Tuesday, December 21, 2010
Thank You Mr. Johnson
I have been down at the beach this weekend, fixing up a few things at the condo. Since it’s Christmas and I am a sucker for flashing multi-colored lights, I couldn’t just sit there the week before Christmas without a brightly lit Christmas tree. To remedy the problem of leaving my ten-foot tree at home, I went to a local store and bought a cheap two-foot tree and two fifty-bulb strands of light. No ornaments, no tinsel, no garland – just lights. Sitting by the window, the surf pounding and my lights merrily blinking, I felt more in tune with the Holiday Season. I also began to wonder who got the idea for lighting a Christmas tree with electric lights instead of candles. Who was responsible for one of my favorite things about Christmas?
Well, my research pointed me to the Edison Light Company. It seems that Edward Johnson, a vice-president of the company and a friend of Thomas Edison, told the light bulb department to make him a connected strand of light bulbs for Christmas. On Christmas Eve 1882, Mr. Johnson flipped the switch and forever changed the way we decorate our trees. His tree was lit with eighty small bulbs and the entire city of New York was aghast. It was simply a modern marvel! Only the poor populace of New York was not to have those electric lights for their trees until 1890 when Edison finally began to mass-produce them. At that time, a single sixteen-bulb strand of lights cost about $12.00 (equivalent to $300.00 today). Mighty expensive. So the business of renting Christmas lights began. The price eventually dropped and soon everyone was using the new-fangled electric lights instead of burning down their houses with candles on Christmas Eve. The rest is history.

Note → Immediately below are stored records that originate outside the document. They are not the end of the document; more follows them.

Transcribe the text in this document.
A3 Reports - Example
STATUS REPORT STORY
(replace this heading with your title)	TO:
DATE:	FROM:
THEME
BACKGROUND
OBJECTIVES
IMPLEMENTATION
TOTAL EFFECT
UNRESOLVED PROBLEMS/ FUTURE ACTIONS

I really would like to thank Mr. Johnson for his American ingenuity in coming up with Christmas lights. My fondest memory as a child was being loaded up in the car on Christmas Eve while wearing my pajamas, wrapped in a blanket and then taken on a tour of Montgomery to view the Christmas lights. The memory of sitting snugly in the back seat, singing Christmas carols with the family and exclaiming over the beauty of people’s displays always fills me with nostalgia. And, my sister and I usually kept a close eye on the night sky in case we might catch a glimpse of St. Nick. It just made the trip more delicious. When we finally came home, my mother would make hot chocolate and then send us to bed, warning that if we didn’t go to sleep Santa wouldn’t stop at our house.
I continued the tradition with my son, enjoying the displays that people put so much labor in to provide for my entertainment. I loved the lights and inventiveness that some people came up with. He still wants to go look at the lights on Christmas Eve but instead of cocoa we now share a bottle of wine, sitting around the Christmas tree mesmerized by the blinkies. To me, Christmas without my lights would be dull and boring.

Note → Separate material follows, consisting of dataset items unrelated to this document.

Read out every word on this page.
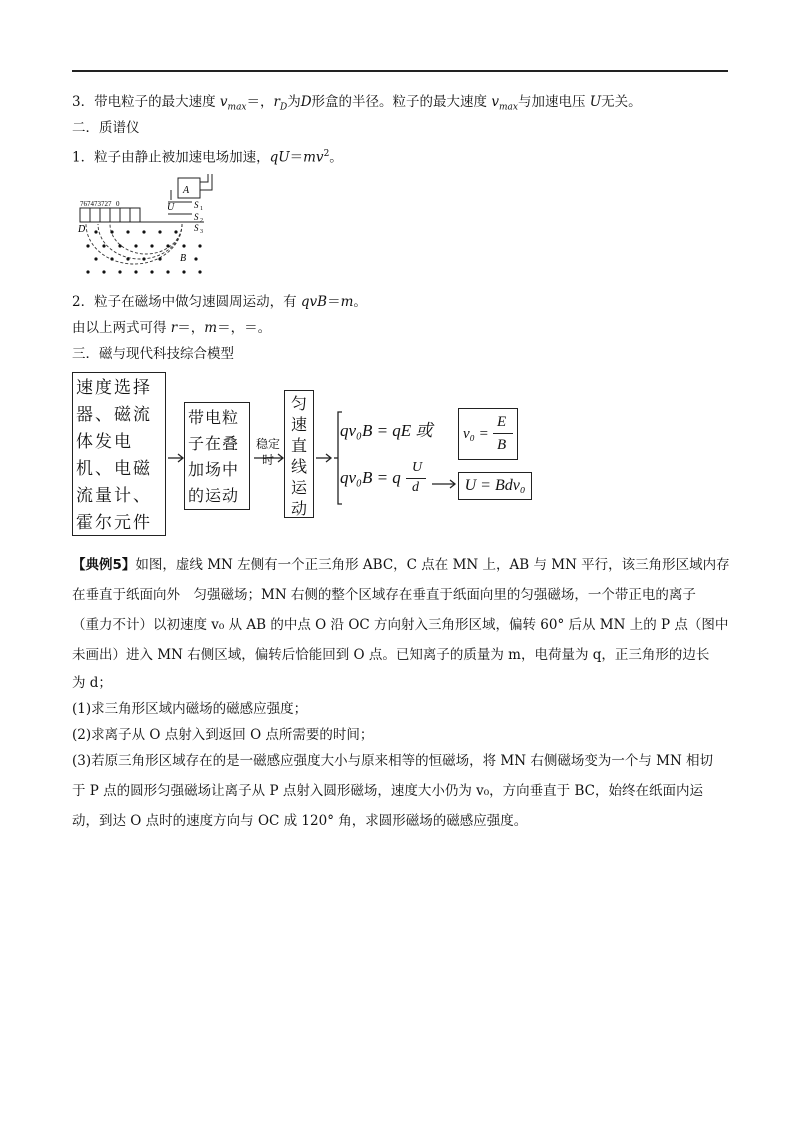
3．带电粒子的最大速度 $v_{max}=$，$r_D$为D形盒的半径。粒子的最大速度 $v_{max}$与加速电压 U无关。
二．质谱仪
1．粒子由静止被加速电场加速，$qU=mv^2$。
767473727 0
A
U S 1
S 2
S 3
D
B
2．粒子在磁场中做匀速圆周运动，有 qvB＝m。
由以上两式可得 r＝，m＝，＝。
三．磁与现代科技综合模型
速度选择器、磁流体发电机、电磁流量计、霍尔元件
带电粒子在叠加场中的运动
稳定时
匀速直线运动
qv₀B = qE 或 v₀ =
E
B
qv₀B = q
U
d	U = Bdv₀
【典例5】如图，虚线 MN 左侧有一个正三角形 ABC，C 点在 MN 上，AB 与 MN 平行，该三角形区域内存
在垂直于纸面向外　匀强磁场；MN 右侧的整个区域存在垂直于纸面向里的匀强磁场，一个带正电的离子
（重力不计）以初速度 v₀ 从 AB 的中点 O 沿 OC 方向射入三角形区域，偏转 60° 后从 MN 上的 P 点（图中
未画出）进入 MN 右侧区域，偏转后恰能回到 O 点。已知离子的质量为 m，电荷量为 q，正三角形的边长
为 d；
(1)求三角形区域内磁场的磁感应强度；
(2)求离子从 O 点射入到返回 O 点所需要的时间；
(3)若原三角形区域存在的是一磁感应强度大小与原来相等的恒磁场，将 MN 右侧磁场变为一个与 MN 相切
于 P 点的圆形匀强磁场让离子从 P 点射入圆形磁场，速度大小仍为 v₀，方向垂直于 BC，始终在纸面内运
动，到达 O 点时的速度方向与 OC 成 120° 角，求圆形磁场的磁感应强度。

Right now, staring at my little tree and doing the math, my one hundred bulbs in Edison’s time would have cost me about $3,600.00 (in today’s money that would be equivalent to about $30,000.00). Geez! My admiration for the pitiful little tree just grew.
Did you ever go wandering in the car, looking at the Christmas lights? Was your family one of the people who decorated their yards? Do you go to the professional displays like the Huntsville Botanical Gardens or Arab’s City Park?